How to optimize the site for Google Spiders?

If the SEO expert wants the site to be indexed without any problems, he should make it easy for Google crawlers. This means that crawlers should not have a problem or obstacle to entering the site and navigating the pages. For this reason, the site must be optimized for Google Spiders before any SEO work can be done. (Because the importance of the robots.txt file and the sitemap have already been discussed, I did not mention them in the following.)

The site should not be technically difficult for Google crawlers

Different programming languages ​​as well as different technologies may be used in site design. AJAX and the JavaScript programming language are often used to speed up the site and make it more dynamic and interactive. Google has repeatedly stated that JavaScript may make it difficult for crawlers to see all pages or crawl the site completely. So, the SEO expert should first of all talk to the technical team and the site developers and make sure that there is no technical obstacle for the work of Google crawlers on the site.

Internal linking and the production of quality content should not be overlooked

I think it’s clear why Google bots are called spiders. When a crawler enters a page of the site, it goes to any link (whether internal, ie to other pages of the same site or landing pages, or external, ie to other sites) that exists on that page. That is, it also sees the content of the links (pages). For this reason, it is recommended that external links be of the Nofollow type so that the spider does not leave the site and continue to crawl between the pages of the same site.

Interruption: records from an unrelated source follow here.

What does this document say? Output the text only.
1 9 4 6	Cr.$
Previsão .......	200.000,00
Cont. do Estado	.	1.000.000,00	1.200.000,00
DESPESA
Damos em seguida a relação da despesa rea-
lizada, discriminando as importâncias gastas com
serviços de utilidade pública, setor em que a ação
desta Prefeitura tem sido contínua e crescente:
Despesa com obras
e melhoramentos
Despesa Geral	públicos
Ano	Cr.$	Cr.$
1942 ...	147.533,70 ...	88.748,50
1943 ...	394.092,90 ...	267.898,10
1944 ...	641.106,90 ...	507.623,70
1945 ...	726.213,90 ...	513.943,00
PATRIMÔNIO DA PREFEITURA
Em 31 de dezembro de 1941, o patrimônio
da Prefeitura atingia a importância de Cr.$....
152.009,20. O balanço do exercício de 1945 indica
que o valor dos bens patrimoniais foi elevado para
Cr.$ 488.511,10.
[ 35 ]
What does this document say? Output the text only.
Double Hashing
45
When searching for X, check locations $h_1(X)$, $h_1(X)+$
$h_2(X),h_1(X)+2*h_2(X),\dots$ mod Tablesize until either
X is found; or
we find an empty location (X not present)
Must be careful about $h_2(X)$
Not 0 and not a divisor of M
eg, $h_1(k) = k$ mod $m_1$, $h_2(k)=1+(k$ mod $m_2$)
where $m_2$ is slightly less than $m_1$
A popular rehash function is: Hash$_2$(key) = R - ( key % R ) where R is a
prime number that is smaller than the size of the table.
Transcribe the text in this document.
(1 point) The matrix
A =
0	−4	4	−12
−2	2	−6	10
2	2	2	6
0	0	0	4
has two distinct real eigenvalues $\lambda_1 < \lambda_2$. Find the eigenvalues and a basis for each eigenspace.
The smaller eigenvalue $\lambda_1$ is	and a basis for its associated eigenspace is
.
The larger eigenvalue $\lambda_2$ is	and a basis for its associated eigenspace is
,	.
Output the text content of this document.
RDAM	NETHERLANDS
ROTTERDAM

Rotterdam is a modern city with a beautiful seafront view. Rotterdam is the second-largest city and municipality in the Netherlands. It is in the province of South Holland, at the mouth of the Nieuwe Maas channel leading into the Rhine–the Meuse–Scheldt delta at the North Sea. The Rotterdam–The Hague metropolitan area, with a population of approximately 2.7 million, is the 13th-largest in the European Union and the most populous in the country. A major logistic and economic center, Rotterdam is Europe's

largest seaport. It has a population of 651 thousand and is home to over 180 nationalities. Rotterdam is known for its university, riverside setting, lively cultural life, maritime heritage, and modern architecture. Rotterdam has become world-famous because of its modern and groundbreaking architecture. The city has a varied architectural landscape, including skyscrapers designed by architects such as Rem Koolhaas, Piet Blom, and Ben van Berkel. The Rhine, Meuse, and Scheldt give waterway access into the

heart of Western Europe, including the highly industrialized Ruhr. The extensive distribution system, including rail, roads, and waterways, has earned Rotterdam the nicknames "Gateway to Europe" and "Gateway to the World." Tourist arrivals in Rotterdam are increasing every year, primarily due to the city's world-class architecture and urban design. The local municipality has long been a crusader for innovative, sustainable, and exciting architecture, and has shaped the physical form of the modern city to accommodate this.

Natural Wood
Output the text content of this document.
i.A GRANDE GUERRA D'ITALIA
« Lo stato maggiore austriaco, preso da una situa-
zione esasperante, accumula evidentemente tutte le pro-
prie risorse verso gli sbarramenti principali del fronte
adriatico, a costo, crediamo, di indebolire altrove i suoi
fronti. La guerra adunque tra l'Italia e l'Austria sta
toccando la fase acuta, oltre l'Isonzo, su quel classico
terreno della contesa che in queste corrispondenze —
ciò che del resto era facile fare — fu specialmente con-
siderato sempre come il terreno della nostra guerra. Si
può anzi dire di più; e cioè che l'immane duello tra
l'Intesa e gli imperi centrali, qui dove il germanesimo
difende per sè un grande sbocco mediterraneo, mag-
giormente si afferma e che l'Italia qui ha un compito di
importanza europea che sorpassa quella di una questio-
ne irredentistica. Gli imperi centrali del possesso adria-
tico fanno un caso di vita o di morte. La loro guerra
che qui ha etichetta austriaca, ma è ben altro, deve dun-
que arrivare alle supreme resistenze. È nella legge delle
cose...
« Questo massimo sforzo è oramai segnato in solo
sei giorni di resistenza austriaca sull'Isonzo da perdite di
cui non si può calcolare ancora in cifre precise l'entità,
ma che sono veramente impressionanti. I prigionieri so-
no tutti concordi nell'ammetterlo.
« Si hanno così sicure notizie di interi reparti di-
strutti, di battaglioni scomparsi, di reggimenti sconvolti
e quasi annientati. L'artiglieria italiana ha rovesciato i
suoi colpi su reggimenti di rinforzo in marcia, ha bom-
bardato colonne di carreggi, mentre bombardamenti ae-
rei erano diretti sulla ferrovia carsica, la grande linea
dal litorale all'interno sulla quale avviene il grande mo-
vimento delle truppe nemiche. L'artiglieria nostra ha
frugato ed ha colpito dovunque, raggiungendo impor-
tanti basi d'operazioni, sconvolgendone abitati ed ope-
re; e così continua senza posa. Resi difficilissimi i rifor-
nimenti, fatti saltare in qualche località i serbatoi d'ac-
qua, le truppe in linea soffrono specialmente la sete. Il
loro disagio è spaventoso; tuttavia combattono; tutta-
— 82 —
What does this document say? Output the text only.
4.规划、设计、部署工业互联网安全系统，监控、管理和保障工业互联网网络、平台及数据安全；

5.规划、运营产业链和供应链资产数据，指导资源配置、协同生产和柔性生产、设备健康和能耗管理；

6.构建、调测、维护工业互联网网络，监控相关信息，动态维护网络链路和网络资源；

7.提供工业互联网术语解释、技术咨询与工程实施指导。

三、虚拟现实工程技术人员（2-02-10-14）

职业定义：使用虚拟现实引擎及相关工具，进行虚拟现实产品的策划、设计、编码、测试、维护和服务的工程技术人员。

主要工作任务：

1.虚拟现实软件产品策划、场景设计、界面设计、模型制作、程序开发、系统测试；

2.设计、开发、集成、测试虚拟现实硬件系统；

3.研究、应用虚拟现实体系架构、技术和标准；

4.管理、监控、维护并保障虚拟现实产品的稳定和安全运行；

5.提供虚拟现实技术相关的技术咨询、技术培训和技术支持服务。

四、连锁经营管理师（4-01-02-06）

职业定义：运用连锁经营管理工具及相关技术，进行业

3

For this reason, internal linking must be done carefully so that the crawler can crawl between different pages and content and see more pages. Remember that the crawl budget of every site is not infinite. That is, it is limited, and the crawler bot can only see and index a certain number of pages each time it visits the site. Google crawlers, on the other hand, are looking for quality, up-to-date content. The more Google crawlers see a page of the site and the more up-to-date and quality the content of that page, the better the chance that the page will rank better.

The presence and activity of Google bots on the site must be carefully monitored

The work of Google crawlers and their share of SEO is so important that they are also assigned a section in the Google Search Console. The SEO expert can view the status of the sitemap, errors as well as crawl stats. Searching the console can help you easily find and fix crawl errors (these are covered in detail in a comprehensive guide called “Everything you need to know about crawl errors + how to fix them“).

In the Settings section of the search console there is an option called Crawl Stats. There is a complete report on how Google crawlers crawled the site and how many times in a certain period of time. An SEO expert in the same tool can ask Google to reduce the crawl rate. Crawl rate is the number of requests that Google bots have when crawling the site. When this number is high, problems may occur for the site. If the SEO expert wants to make sure that the crawlers saw a page and that page is indexed, he can check this in the console search. It is also possible that if changes are made to the indexed page, it will ask Google to resend the crawlers to that page.